Il sindacato annuncia una mobilitazione alla riapertura dei lavori parlamentari il 13 settembre. “Non permetteremo che la disattenzione della politica continui a colpire i lavoratori e i cittadini a cui vengono negati servizi essenziali”, concludono Milazzo e Caracausi.
Critiche anche dalla Cgil. “Alle 19 del 10 agosto sembrava fatta! L’emendamento relativo all’abrogazione dell’art. 10 della L.R. n. 8 del 29/05/2016 riguardante l’assistenza igienico-personale agli alunni diversamente abili nelle scuole di ogni ordine e grado era stato votato dall’Ars prima della pausa feriale.

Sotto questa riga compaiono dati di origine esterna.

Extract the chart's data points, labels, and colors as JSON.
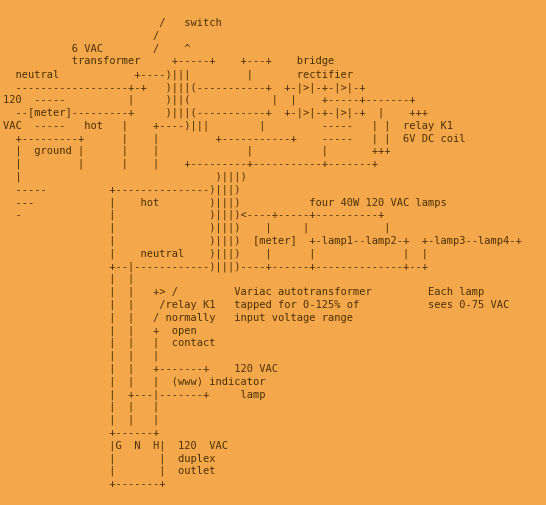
{
  "background_color": "#F5A84B",
  "text_color": "#4A3000",
  "font_size": 7.5,
  "diagram": [
    "                         /   switch                                             ",
    "                        /                                                       ",
    "           6 VAC        /    ^                                                  ",
    "           transformer     +-----+    +---+    bridge                          ",
    "  neutral            +----)|||         |       rectifier                       ",
    "  ------------------+-+   )|||(-----------+  +-|>|-+-|>|-+                    ",
    "120  -----          |     )||(             |  |    +-----+-------+             ",
    "  --[meter]---------+     )|||(-----------+  +-|>|-+-|>|-+  |    +++          ",
    "VAC  -----   hot   |    +----)|||        |         -----   | |  relay K1      ",
    "  +---------+      |    |         +-----------+    -----   | |  6V DC coil    ",
    "  |  ground |      |    |              |           |       +++                 ",
    "  |         |      |    |    +---------+-----------+-------+                  ",
    "  |                               )|||)                                        ",
    "  -----          +---------------)|||)                                         ",
    "  ---            |    hot        )|||)           four 40W 120 VAC lamps        ",
    "  -              |               )|||)<----+-----+----------+                  ",
    "                 |               )|||)    |     |            |                 ",
    "                 |               )|||)  [meter]  +-lamp1--lamp2-+  +-lamp3--lamp4-+",
    "                 |    neutral    )|||)    |      |              |  |            ",
    "                 +--|------------)|||)----+------+--------------+--+            ",
    "                 |  |                                                           ",
    "                 |  |   +> /         Variac autotransformer         Each lamp  ",
    "                 |  |    /relay K1   tapped for 0-125% of           sees 0-75 VAC",
    "                 |  |   / normally   input voltage range                       ",
    "                 |  |   +  open                                                ",
    "                 |  |   |  contact                                             ",
    "                 |  |   |                                                      ",
    "                 |  |   +-------+    120 VAC                                  ",
    "                 |  |   |  (www) indicator                                    ",
    "                 |  +---|-------+     lamp                                     ",
    "                 |  |   |                                                      ",
    "                 |  |   |                                                      ",
    "                 +------+                                                      ",
    "                 |G  N  H|  120  VAC                                           ",
    "                 |       |  duplex                                             ",
    "                 |       |  outlet                                             ",
    "                 +-------+                                                     "
  ]
}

In serata però manca il numero legale e svariati provvedimenti che ricadono sulla vita dei Siciliani, tra cui la modalità di assistenza agli studenti in situazione di handicap, vengono rinviati al 13 settembre”, si legge in una nota del sindacato.
Un’abrogazione che “per la scuola siciliana significa ripristinare un servizio prestato da figure specializzate e non consentire che una così delicata attività sia effettuata, con una formazione risicata, dai Collaboratori Scolastici che, a partire dai tagli epocali delle leggi Gelmini, vivono una condizione di forte difficoltà nell’espletamento delle pulizie, della vigilanza degli ingressi, della sicurezza degli alunni, con organici ridotti all’osso”, spiega Graziamaria Pistorino, segretario generale Flc Cgil Sicilia per il comparto Scuola.
“Temiamo una grande leggerezza nei confronti di un servizio delicato e importante che non può e non deve essere lasciato in sospeso”, aggiunge Mimma Argurio, segretario regionale del sindacato.